When the Torah describes the creation and emergence of humans, it bestows a defining characteristic that has reverberated through the ages:
וַיִּבְרָא אֱלֹהִים אֶת-הָאָדָם בְּצַלְמוֹ, בְּצֶלֶם אֱלֹהִים בָּרָא אֹתוֹ: זָכָר וּנְקֵבָה, בָּרָא אֹתָם – God created man in His image; in the image of God created He him – male and female, He created them. (1:27)
Different sages from our tradition have taken differing views on Judaism’s defining characteristic; there need not need to be one single foundational principle. The range of principles is sufficiently indicative of what they held to be the Torah’s meta-principles or golden rules that underpin the rest.
Ben Azzai labeled the concept of man in God’s image as the most important principle in the Torah.
Since Judaism believes that God has no shape or form, what can it mean to be the image of a God who has no image?
Traditional explanations of the precise definition range from the more conventional to the more outlandish; but the consequence as R’ Saadia Gaon understands it is that we represent God as ambassadors in a way that animals and plants do not.
R’ Jonathan Sacks explains that the defining feature of the Creation story is God choosing and selecting what to create and how to create it – so to be created in God’s image is to share the godly characteristic of free will. Whereas animals are driven by instinct; humans can make choices.
The language of God’s image was not new to the ancient world, whose leaders were seen as divine.

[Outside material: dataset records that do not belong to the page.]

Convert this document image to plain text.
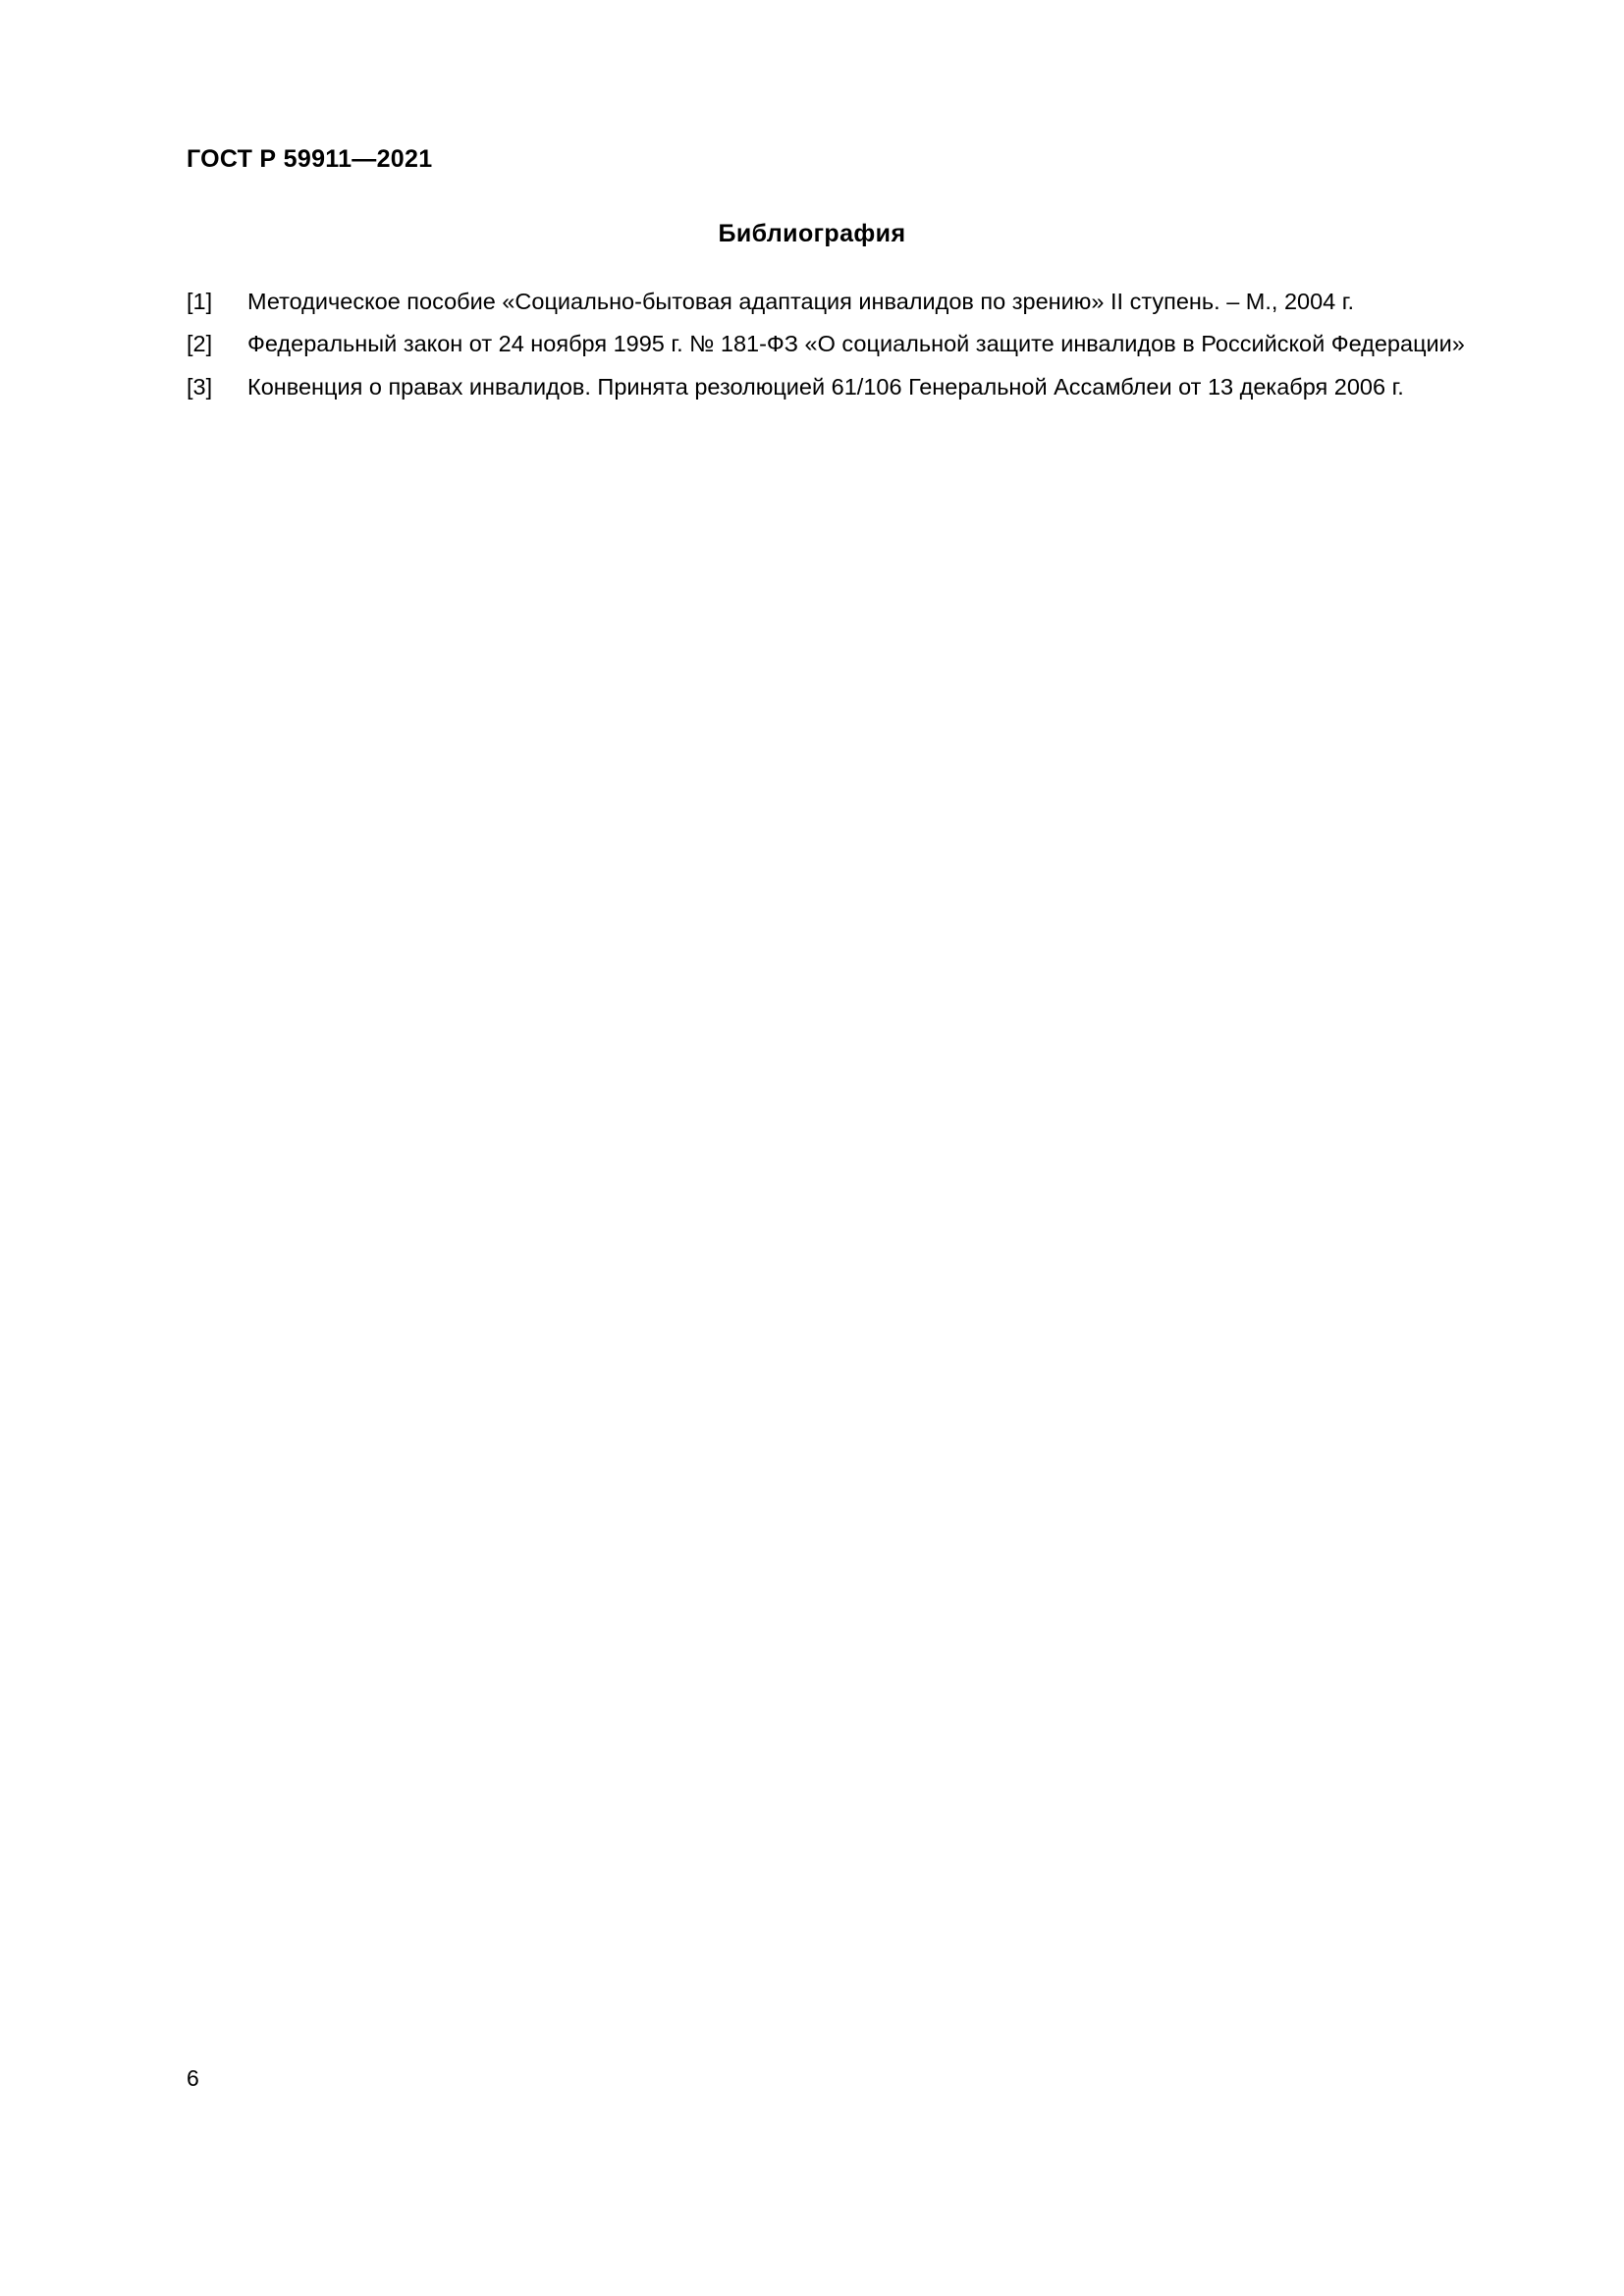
ГОСТ Р 59911—2021
Библиография
[1]	Методическое пособие «Социально-бытовая адаптация инвалидов по зрению» II ступень. – М., 2004 г.
[2]	Федеральный закон от 24 ноября 1995 г. № 181-ФЗ «О социальной защите инвалидов в Российской Федерации»
[3]	Конвенция о правах инвалидов. Принята резолюцией 61/106 Генеральной Ассамблеи от 13 декабря 2006 г.
6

God-kings were once common, such as Egypt’s Pharaoh thousands of years ago, but this concept persists to this day in some places, such as North Korea’s Supreme Leader. The ramification of a god in human form is that he does not answer to mere humans and deserves to be worshipped by his subjects.
The political structure of god-kings is based on the instinctive assumption that the strong have a right to dominate the weak. This logic was and is the justification for all sorts of evils, including slavery, sexism, racism, eugenics, and genocide.
The Torah dismisses the worldviews of a divine right to dominate others out of hand with a simple but elegant statement that humans are fundamentally the same. Whatever objects people believed worthy of worship, from sky and stars to seas and serpents, one God created them all, and that one God created all humans in one image. We all answer to God equally – and no one else.
R’ Jonathan Sacks notes that God grants humans dominion of the beasts, the birds, and the earth; but tellingly, not other humans. Humans are created free and must respect the dignity of other humans to preserve that freedom.
The Exodus story tells of the birth of the nation as slaves liberated from a powerful ruled by a god-king to show that our God does not respect powerf and that humans must not dominate each other.
These powerless Jews were called upon to accept the Torah and live out its principles as role models for humanity. Strength and superiorirty have not carried Judaism through the ages; only adherence to the Torah.
Tellingly, the Torah commands the Jewish People not to hate the Egyptians, but to love the stranger and protect the widows and orphans. The Torah describes not a God of the powerful, but a God of everyone. The Torah’s utopian vision is not apocalypse or victory, but peace and security for all.
The Torah planted the idea of fundamental human equality thousands of years ago, and human history has only trended away from domination and subjugation ever since.
It is all too easy to abuse power, and to hate those not like us. If we love God, we must love the godliness in others.
We differentiate ourselves not by seed or creed; only by deed.